One time the Professor sat down next to Skinhead at the campfire and addressed him with respectful courtesy.
“Could you tell me, please, whether you have any means of contacting my family, my wife, that is? I am certain that she is very worried . . .”
“In principle, I do. What exactly would you like me to communicate to her?”
“Well, first of all, that I’m alive and well. You see, we’ve been married almost forty-two years and have never been separated for any length of time. If for some reason I cannot be returned to my former position,” here the Professor inserted a pregnant pause so that Skinhead would appreciate the full extent of his, the Professor’s, discretion, “might she be sent to join me?”
Skinhead scratched behind his ear with his thick finger. “Hmm . . . Could you tell me whether or not your wife believes in God?”
The Professor was indignant: “Excuse me! Well, we’re atheists, of course. I am a philosopher, a Marxist, and I teach Marxist-Leninist aesthetics. My wife is a party member . . .”

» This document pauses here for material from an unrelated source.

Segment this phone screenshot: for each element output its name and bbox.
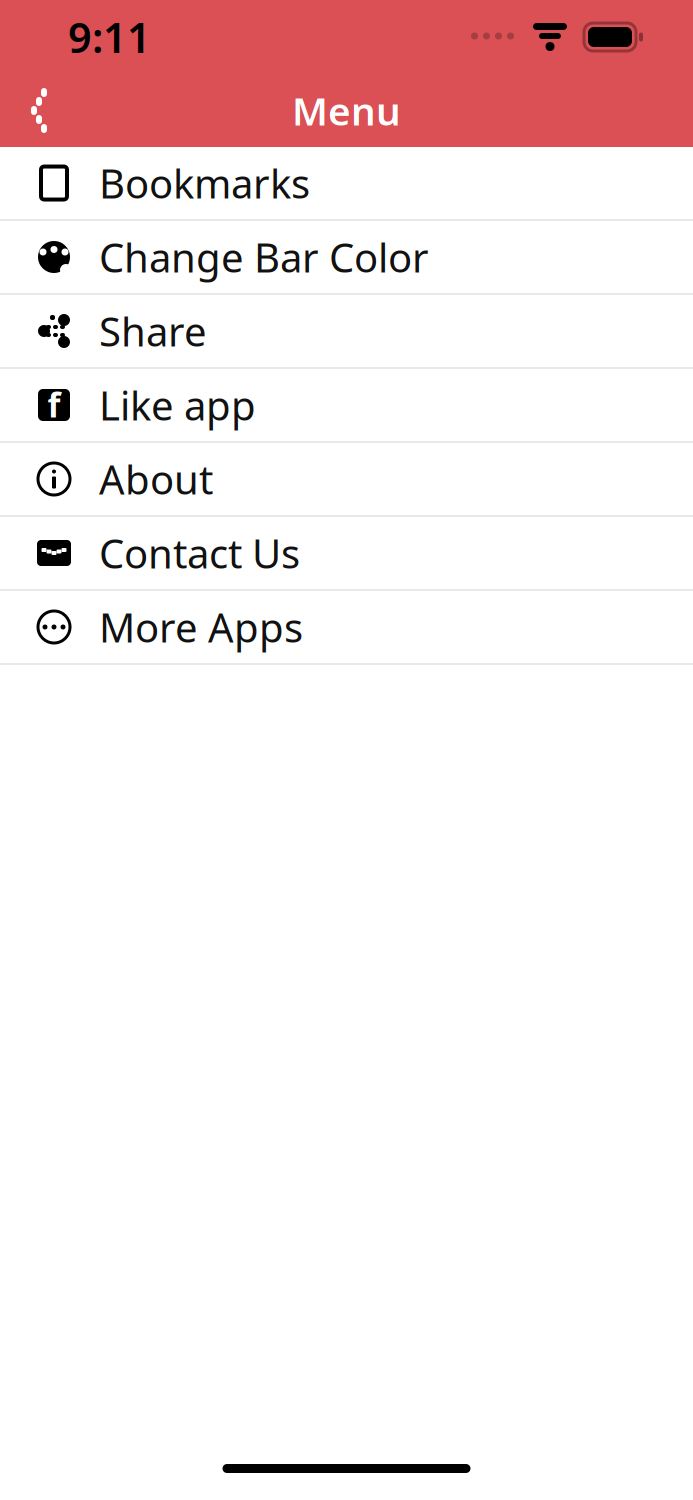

“I see, I see,” Skinhead interjected. “Are there any people of faith in your family at all?”
“No, of course not. My mother-in-law was an ignorant village woman, but she died—rest her soul—in 1951 . . .”
“Well that’s of no significance whatsoever.” Skinhead seemed to want to calm him.
“I’m sorry. What’s of no significance?”
“That she’s dead . . . In principle, we can get in touch with her. Only, you know, I would advise you to limit yourself to a brief message, on the order of, say, ‘Everything is all right. Don’t worry . . .’ How can you invite her here if you yourself don’t have a very good idea of where it is you are?”